По сравнению с другими дрессированными животными Майклу жилось хорошо. Он даже не подозревал и не догадывался, каково приходилось многим его собратьям. Так, например, один номер, стоявший в той же программе, что и номер Майкла, вызывал бурное возмущение даже в среде цирковых артистов. Самые бывалые из них всем сердцем ненавидели некоего Дэкворта, хотя у публики номер «Дрессированные кошки и крысы Дэкворта» пользовался неизменным успехом.
— Дрессированные кошки, — фыркала хорошенькая велосипедистка Перл Ла Перл. — Дохлые кошки, а не дрессированные, их доколотили до того, что они сами превратились в крыс. Это же ясно как день!
— Дрессированные крысы! — вспылил Мануэль Фонсека, «человек-змея», отказываясь распить с Дэквортом бутылку вина в баре гостиницы «Аннандэйл».
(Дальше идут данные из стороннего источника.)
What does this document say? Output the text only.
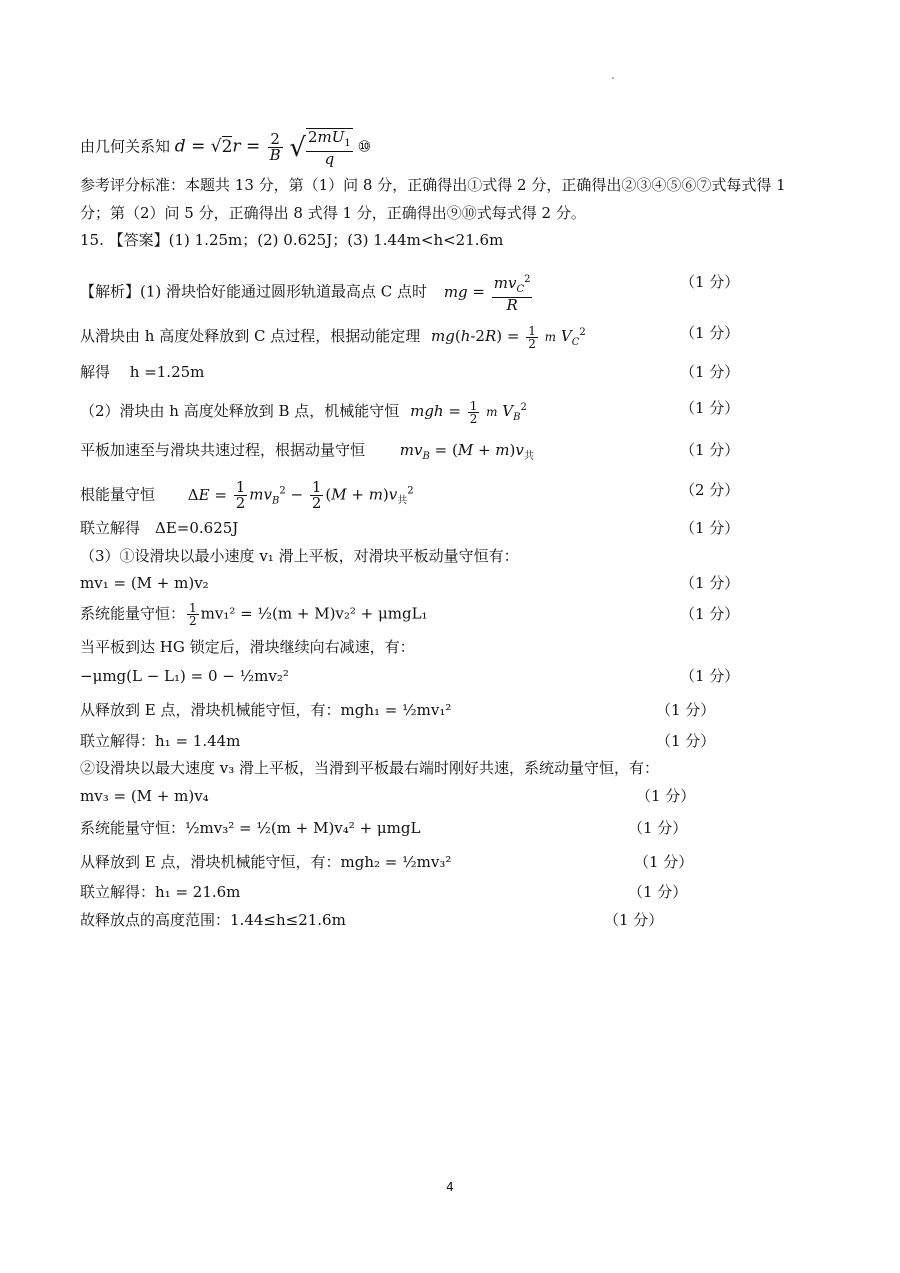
由几何关系知 $d = √2r = \frac{2}{B}$ √ $\frac{2mU_1}{q}$ ⑩
参考评分标准：本题共 13 分，第（1）问 8 分，正确得出①式得 2 分，正确得出②③④⑤⑥⑦式每式得 1
分；第（2）问 5 分，正确得出 8 式得 1 分，正确得出⑨⑩式每式得 2 分。
15. 【答案】(1) 1.25m；(2) 0.625J；(3) 1.44m<h<21.6m
【解析】(1) 滑块恰好能通过圆形轨道最高点 C 点时 mg = $\frac{mv_C^2}{R}$	（1 分）
从滑块由 h 高度处释放到 C 点过程，根据动能定理 $mg(h-2R) = \frac{1}{2}$ m $V_C^2$	（1 分）
解得　 h =1.25m	（1 分）
（2）滑块由 h 高度处释放到 B 点，机械能守恒 mgh = $\frac{1}{2}$ m $V_B^2$	（1 分）
平板加速至与滑块共速过程，根据动量守恒 $mv_B = (M + m)v_共$	（1 分）
根能量守恒 $\Delta E = \frac{1}{2} mv_B^2 - \frac{1}{2} (M + m)v_共^2$	（2 分）
联立解得　ΔE=0.625J	（1 分）
（3）①设滑块以最小速度 v₁ 滑上平板，对滑块平板动量守恒有：
mv₁ = (M + m)v₂	（1 分）
系统能量守恒： $\frac{1}{2} mv_1^2$ = ½(m + M)v₂² + μmgL₁	（1 分）
当平板到达 HG 锁定后，滑块继续向右减速，有：
−μmg(L − L₁) = 0 − ½mv₂²	（1 分）
从释放到 E 点，滑块机械能守恒，有：mgh₁ = ½mv₁²	（1 分）
联立解得：h₁ = 1.44m	（1 分）
②设滑块以最大速度 v₃ 滑上平板，当滑到平板最右端时刚好共速，系统动量守恒，有：
mv₃ = (M + m)v₄	（1 分）
系统能量守恒：½mv₃² = ½(m + M)v₄² + μmgL	（1 分）
从释放到 E 点，滑块机械能守恒，有：mgh₂ = ½mv₃²	（1 分）
联立解得：h₁ = 21.6m	（1 分）
故释放点的高度范围：1.44≤h≤21.6m	（1 分）
4
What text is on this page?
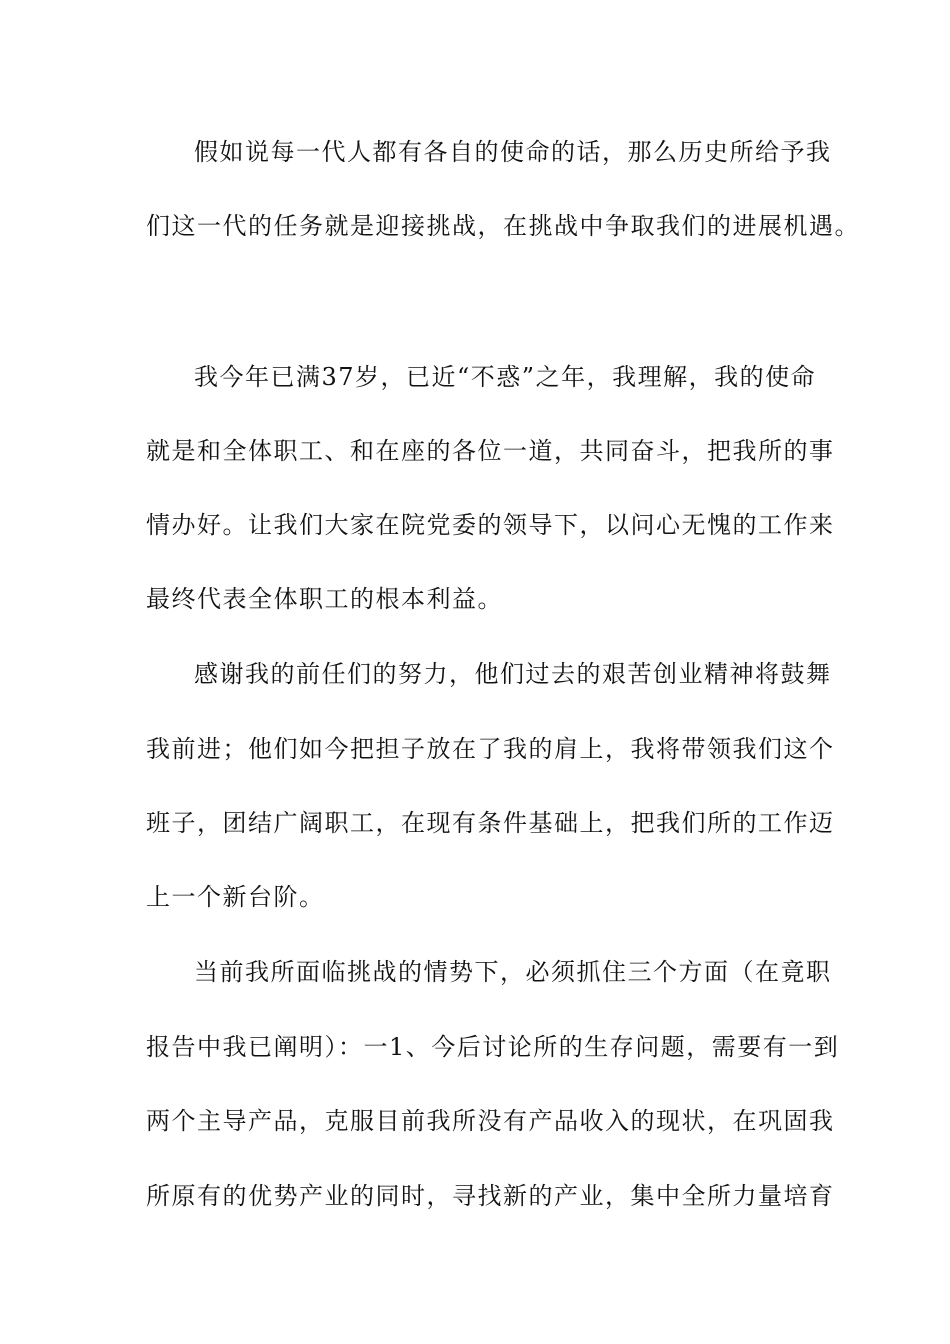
假如说每一代人都有各自的使命的话，那么历史所给予我
们这一代的任务就是迎接挑战，在挑战中争取我们的进展机遇。
我今年已满37岁，已近“不惑”之年，我理解，我的使命
就是和全体职工、和在座的各位一道，共同奋斗，把我所的事
情办好。让我们大家在院党委的领导下，以问心无愧的工作来
最终代表全体职工的根本利益。
感谢我的前任们的努力，他们过去的艰苦创业精神将鼓舞
我前进；他们如今把担子放在了我的肩上，我将带领我们这个
班子，团结广阔职工，在现有条件基础上，把我们所的工作迈
上一个新台阶。
当前我所面临挑战的情势下，必须抓住三个方面（在竟职
报告中我已阐明）：一1、今后讨论所的生存问题，需要有一到
两个主导产品，克服目前我所没有产品收入的现状，在巩固我
所原有的优势产业的同时，寻找新的产业，集中全所力量培育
— Опоенные крысы! Так будет вернее! Почему они не спрыгивают с каната, а ползут по нему, да еще между двумя кошками? Потому что у них нет сил спрыгнуть. Он их ловит, поит каким-то зельем, а потом морит голодом, чтобы сэкономить деньги на покупку этого зелья. Дэкворт никогда их не кормит. Уж я-то знаю! Иначе куда он девает от сорока до пятидесяти крыс в неделю? Когда ему в городе крыс уже не добыть, ему их присылают откуда-нибудь еще целыми партиями, это факт.
— Ей-богу, не понимаю, — говорила мисс Мерль Мерриуэзер, аккордеонистка, та самая, которой на сцене можно было дать лет шестнадцать, но которая в жизни любила хвалиться своими внуками и не скрывала, что ей уже сорок восемь. — Просто злость берет, как это публика ловится на такую удочку. Вчера утром я своими глазами видела: семь крыс из тридцати околели, околели с голоду. Он никогда их не кормит. Они ползут по канату уже полудохлые. Потому и ползут. Если б к ним в желудок попал хоть кусочек хлеба с сыром, они мигом бы удрали от кошек. Они подыхают голодной смертью на глазах у публики, а ползут по канату, потому что и умирающий человек пытался бы уползти от тигра, который вот-вот растерзает его. Бог ты мой! А тупоголовые зрители еще аплодируют этому поучительному зрелищу!
Но что знает публика?!
— Чего-чего только не сделаешь с животными добротой, — говорил один из зрителей, банкир и церковный староста. — Доброта способна и животным внушить человеческие чувства. Крыса и кошка враждовали с сотворения мира. А нынче вечером мы стали свидетелями их общего участия в сложной игре, и, подумать только, кошки не выказывали ни малейшей враждебности к крысам, а крысы нисколько не боялись кошек. Вот что значит человеческая доброта и какова ее сила!
— Лев и ягненок! — восклицал другой. — Говорят, что в золотом веке лев и ягненок будут мирно лежать бок о бок. Ты только представь себе, милочка: бок о бок! А этот Дэкворт умудрился предвосхитить золотой век! Кошки и крысы! Вдумайтесь хорошенько, что это значит. Какое бесспорное доказательство всемогущества доброты! Я сейчас же приобрету разных зверюшек для наших малышей. Надо, чтобы они с детства приучались быть добрыми с собаками, кошками, даже с крысами, а уж с милыми птичками в клетках и подавно.
— Так-то оно так, — заметила его благоверная, — но ведь говорит же Блэйк[15], что даже «Птичку в клетку заточить, значит бога прогневить».